医学部に入学した際に最初に「病を診るのではなく人(個人)を診なさい」ということばを教えられました。この精神は医師のみならず医療関係者は決して忘れてはいけないことだと思っています。しかし、EBM時代の医療は、個人の病気を集団のデータに当てはめ、個に関わらず最も有効と考えられている処置を提供することを良しとしているようにおもえてなりません。本当にこれが良いことなのか、我々はじっくり考えなければならないと思います。
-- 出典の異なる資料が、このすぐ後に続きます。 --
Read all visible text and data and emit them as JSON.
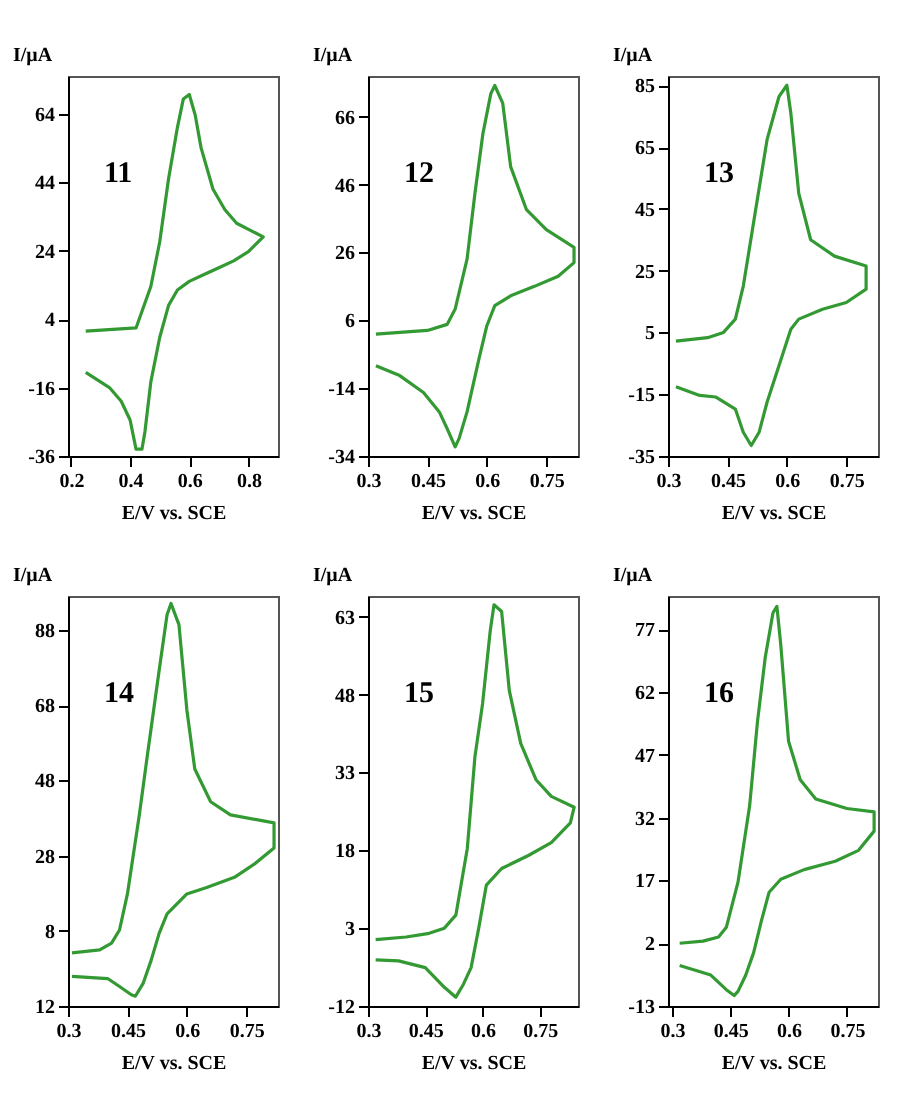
{
  "chart_data": [
    {
      "type": "line",
      "xlabel": "E/V vs. SCE",
      "ylabel": "I/μA",
      "annotations": [
        "11"
      ],
      "color": "#339933",
      "xlim": [
        0.19,
        0.9
      ],
      "ylim": [
        -36,
        75
      ],
      "xticks": [
        0.2,
        0.4,
        0.6,
        0.8
      ],
      "yticks": [
        -36,
        -16,
        4,
        24,
        44,
        64
      ],
      "x": [
        0.25,
        0.42,
        0.47,
        0.5,
        0.53,
        0.56,
        0.58,
        0.6,
        0.62,
        0.64,
        0.68,
        0.72,
        0.76,
        0.85,
        0.8,
        0.75,
        0.7,
        0.65,
        0.6,
        0.56,
        0.53,
        0.5,
        0.47,
        0.45,
        0.44,
        0.42,
        0.4,
        0.37,
        0.33,
        0.25
      ],
      "values": [
        0.5,
        1.4,
        13.5,
        26.5,
        45,
        60,
        68.3,
        69.6,
        63.6,
        54,
        42,
        36,
        32,
        28,
        23.7,
        21,
        19,
        17,
        15,
        12.5,
        8,
        -1.4,
        -14.4,
        -29,
        -34,
        -34,
        -25.5,
        -20,
        -16,
        -11.6
      ]
    },
    {
      "type": "line",
      "xlabel": "E/V vs. SCE",
      "ylabel": "I/μA",
      "annotations": [
        "12"
      ],
      "color": "#339933",
      "xlim": [
        0.3,
        0.83
      ],
      "ylim": [
        -34,
        78
      ],
      "xticks": [
        0.3,
        0.45,
        0.6,
        0.75
      ],
      "yticks": [
        -34,
        -14,
        6,
        26,
        46,
        66
      ],
      "x": [
        0.32,
        0.45,
        0.5,
        0.52,
        0.55,
        0.57,
        0.59,
        0.61,
        0.62,
        0.64,
        0.66,
        0.7,
        0.75,
        0.82,
        0.82,
        0.78,
        0.72,
        0.66,
        0.62,
        0.6,
        0.58,
        0.55,
        0.53,
        0.52,
        0.5,
        0.48,
        0.44,
        0.38,
        0.32
      ],
      "values": [
        1.9,
        3,
        4.8,
        9.3,
        24,
        43.5,
        61,
        72.8,
        75.2,
        70,
        51.3,
        38.6,
        32.7,
        27.5,
        23,
        19,
        16,
        13.2,
        10.3,
        4.4,
        -5.4,
        -21,
        -28.8,
        -31.3,
        -26,
        -21,
        -15.3,
        -10.3,
        -7.4
      ]
    },
    {
      "type": "line",
      "xlabel": "E/V vs. SCE",
      "ylabel": "I/μA",
      "annotations": [
        "13"
      ],
      "color": "#339933",
      "xlim": [
        0.3,
        0.83
      ],
      "ylim": [
        -35,
        88
      ],
      "xticks": [
        0.3,
        0.45,
        0.6,
        0.75
      ],
      "yticks": [
        -35,
        -15,
        5,
        25,
        45,
        65,
        85
      ],
      "x": [
        0.32,
        0.4,
        0.44,
        0.47,
        0.49,
        0.52,
        0.55,
        0.58,
        0.6,
        0.61,
        0.63,
        0.66,
        0.72,
        0.8,
        0.8,
        0.75,
        0.69,
        0.63,
        0.61,
        0.58,
        0.55,
        0.53,
        0.51,
        0.49,
        0.47,
        0.42,
        0.38,
        0.32
      ],
      "values": [
        2.2,
        3.3,
        5,
        9.3,
        20,
        43.7,
        67.4,
        81.3,
        85,
        76,
        50,
        35,
        29.7,
        26.5,
        19,
        14.7,
        12.5,
        9.3,
        6,
        -5.8,
        -17.6,
        -27.3,
        -31.6,
        -27.3,
        -19.8,
        -15.9,
        -15.4,
        -12.6
      ]
    },
    {
      "type": "line",
      "xlabel": "E/V vs. SCE",
      "ylabel": "I/μA",
      "annotations": [
        "14"
      ],
      "color": "#339933",
      "xlim": [
        0.3,
        0.83
      ],
      "ylim": [
        -12,
        97
      ],
      "xticks": [
        0.3,
        0.45,
        0.6,
        0.75
      ],
      "yticks": [
        {
          "value": -12,
          "label": "12"
        },
        8,
        28,
        48,
        68,
        88
      ],
      "x": [
        0.31,
        0.38,
        0.41,
        0.43,
        0.45,
        0.48,
        0.5,
        0.53,
        0.55,
        0.56,
        0.58,
        0.6,
        0.62,
        0.66,
        0.71,
        0.82,
        0.82,
        0.77,
        0.72,
        0.65,
        0.6,
        0.55,
        0.53,
        0.51,
        0.49,
        0.47,
        0.46,
        0.43,
        0.4,
        0.31
      ],
      "values": [
        2.1,
        2.9,
        4.7,
        8.2,
        17.8,
        38.8,
        54.4,
        77.2,
        92,
        95,
        89.4,
        66.7,
        51,
        42.3,
        38.8,
        36.7,
        30,
        25.7,
        22.2,
        19.5,
        17.8,
        12.5,
        7.3,
        0.2,
        -5.9,
        -9.4,
        -9,
        -6.8,
        -4.7,
        -4.1
      ]
    },
    {
      "type": "line",
      "xlabel": "E/V vs. SCE",
      "ylabel": "I/μA",
      "annotations": [
        "15"
      ],
      "color": "#339933",
      "xlim": [
        0.3,
        0.85
      ],
      "ylim": [
        -12,
        67
      ],
      "xticks": [
        0.3,
        0.45,
        0.6,
        0.75
      ],
      "yticks": [
        -12,
        3,
        18,
        33,
        48,
        63
      ],
      "x": [
        0.32,
        0.4,
        0.46,
        0.5,
        0.53,
        0.56,
        0.58,
        0.6,
        0.62,
        0.63,
        0.65,
        0.67,
        0.7,
        0.74,
        0.78,
        0.84,
        0.83,
        0.78,
        0.72,
        0.65,
        0.61,
        0.59,
        0.57,
        0.55,
        0.53,
        0.5,
        0.45,
        0.38,
        0.32
      ],
      "values": [
        0.8,
        1.3,
        2,
        3,
        5.5,
        18.3,
        36,
        46.2,
        60.2,
        65.3,
        64,
        48.8,
        38.6,
        31.6,
        28.4,
        26.3,
        23.3,
        19.5,
        17,
        14.5,
        11.3,
        3,
        -4.6,
        -7.8,
        -10.3,
        -8.4,
        -4.6,
        -3.3,
        -3.1
      ]
    },
    {
      "type": "line",
      "xlabel": "E/V vs. SCE",
      "ylabel": "I/μA",
      "annotations": [
        "16"
      ],
      "color": "#339933",
      "xlim": [
        0.29,
        0.83
      ],
      "ylim": [
        -13,
        85
      ],
      "xticks": [
        0.3,
        0.45,
        0.6,
        0.75
      ],
      "yticks": [
        -13,
        2,
        17,
        32,
        47,
        62,
        77
      ],
      "x": [
        0.32,
        0.38,
        0.42,
        0.44,
        0.47,
        0.5,
        0.52,
        0.54,
        0.56,
        0.57,
        0.58,
        0.6,
        0.63,
        0.67,
        0.75,
        0.82,
        0.82,
        0.78,
        0.72,
        0.64,
        0.58,
        0.55,
        0.53,
        0.51,
        0.49,
        0.47,
        0.46,
        0.44,
        0.4,
        0.32
      ],
      "values": [
        2,
        2.5,
        3.5,
        5.8,
        16.6,
        34.9,
        54.9,
        70.3,
        81,
        82.5,
        73.3,
        50.3,
        41.1,
        36.5,
        34.2,
        33.4,
        28.8,
        24.2,
        21.6,
        19.6,
        17.3,
        14.2,
        7.3,
        -0.3,
        -5.6,
        -9.5,
        -10.5,
        -9.1,
        -5.6,
        -3.3
      ]
    }
  ]
}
患者をもつ主治医は、患者が退院する際にその症例ごとに退院サマリーを書き上げます。この作業は、個々人の経過をサマリーとして書き上げるものですが、EBM時代に個を顧みる重要な作業であり、いわば”ちょっとした症例報告”のようなものです。麻酔科は毎日症例をこなしていきますが、この”退院サマリー”のように症例ごとに麻酔症例を振り返る機会はあるでしょうか?そのような機会は極めて少ない様な気がします。全ての麻酔症例を振り返る必要が必ずしもあるとは思いませんが、非常にうまく管理できた重症症例や合併症を呈した症例などはできる限り顧みる必要があります。それも文章化して顧みる必要があると思います。つまり、症例報告です。症例ごとに関連する多くの文献を調べ、理論的に病態や対策などを顧みることができる症例報告、これこそ”病を診るのではなく人(個人)を診る”ことができると私は信じています。
先代の須加原教授(現:琉球大学副学長・理事)が、”症例報告は患者さんへの恩返し”とよく仰っていました。患者さんから学んだことに対する恩返し、まさにその通りだと最近思うようになりました。「集団をみる時代においても”個”が重要」。このスローガン、気に入っています。